Peripatus dominicae is a species of velvet worm in the Peripatidae family.[1] The type locality for this species is on the Caribbean island of Dominica.[2] Although the Canadian zoologist Stewart Peck introduced the name Peripatus dominicae dominicae in 1975 to distinguish the original species from other subspecies then assigned to P. dominicae,[3] authorities now deem these subspecies to be separate species in light of the significant distances between their type localities (ranging from 115 km to 1,380 km).[4]

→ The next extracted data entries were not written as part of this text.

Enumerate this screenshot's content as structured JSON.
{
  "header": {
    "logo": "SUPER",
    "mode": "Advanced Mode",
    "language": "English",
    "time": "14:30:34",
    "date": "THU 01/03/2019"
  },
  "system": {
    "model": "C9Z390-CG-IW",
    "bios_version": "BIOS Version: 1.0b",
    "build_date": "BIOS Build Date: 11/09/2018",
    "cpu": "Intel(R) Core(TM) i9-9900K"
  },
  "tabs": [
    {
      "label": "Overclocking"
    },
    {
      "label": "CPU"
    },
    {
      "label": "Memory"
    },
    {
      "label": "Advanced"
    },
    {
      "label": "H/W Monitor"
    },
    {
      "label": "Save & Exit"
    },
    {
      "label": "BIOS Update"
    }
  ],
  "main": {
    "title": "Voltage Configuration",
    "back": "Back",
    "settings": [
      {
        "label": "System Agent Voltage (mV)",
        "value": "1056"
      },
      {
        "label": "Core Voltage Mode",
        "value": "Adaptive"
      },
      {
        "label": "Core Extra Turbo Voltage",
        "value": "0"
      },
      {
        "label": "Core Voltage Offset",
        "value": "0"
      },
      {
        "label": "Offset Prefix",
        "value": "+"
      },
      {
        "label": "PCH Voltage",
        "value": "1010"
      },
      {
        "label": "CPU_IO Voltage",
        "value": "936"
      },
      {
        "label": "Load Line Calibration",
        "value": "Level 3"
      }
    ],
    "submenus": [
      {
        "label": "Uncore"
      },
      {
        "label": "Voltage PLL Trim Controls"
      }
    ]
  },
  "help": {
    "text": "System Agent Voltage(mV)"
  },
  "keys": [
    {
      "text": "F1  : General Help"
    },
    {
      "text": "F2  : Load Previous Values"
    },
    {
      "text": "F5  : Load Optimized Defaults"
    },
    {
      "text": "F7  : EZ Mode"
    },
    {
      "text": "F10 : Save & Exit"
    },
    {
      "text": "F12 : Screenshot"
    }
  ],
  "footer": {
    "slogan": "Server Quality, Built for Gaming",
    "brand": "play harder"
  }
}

The original description of this species is based on a large sample of 86 specimens collected in Dominica and then preserved before the British zoologist Ray Lankester passed them on to E.C. Pollard for description.[5] Females are apparently more common than males: Pollard determined the sex of 39 of her specimens, of which 31 were female and only eight were male. After Pollard's original description, the French zoologist Eugène Louis Bouvier examined and described another 15 females and two males of this species.[6] More recently, the biologist V.M.S.J. Read examined and described seven specimens deposited in the Natural History Museum of London, including two with specific locality records (Prince Rupert and Laudat), using electron scanning microscopy.[7]
This species exhibits a notable degree of sexual dimorphism in the size of fully grown adults: Females in this species range in size from 29 mm to 56 mm in length, while males range from 17 mm to 25 mm in length.[8] This species also exhibits sexual dimorphism in the number of legs: All specimens identified as males of this species have 25 pairs of legs, whereas females can have 28 to 31 pairs of legs and usually have 29.
Pollard describes her preserved specimens as usually reddish brown with a diffuse darker streak down the middle of the back and a much paler light grey or greyish yellow ventral surface. The dorsal and ventral sides of the legs match the colors of the dorsal and ventral surfaces of the body. The antennae are a dark red-brown, but with the distal end much more pale.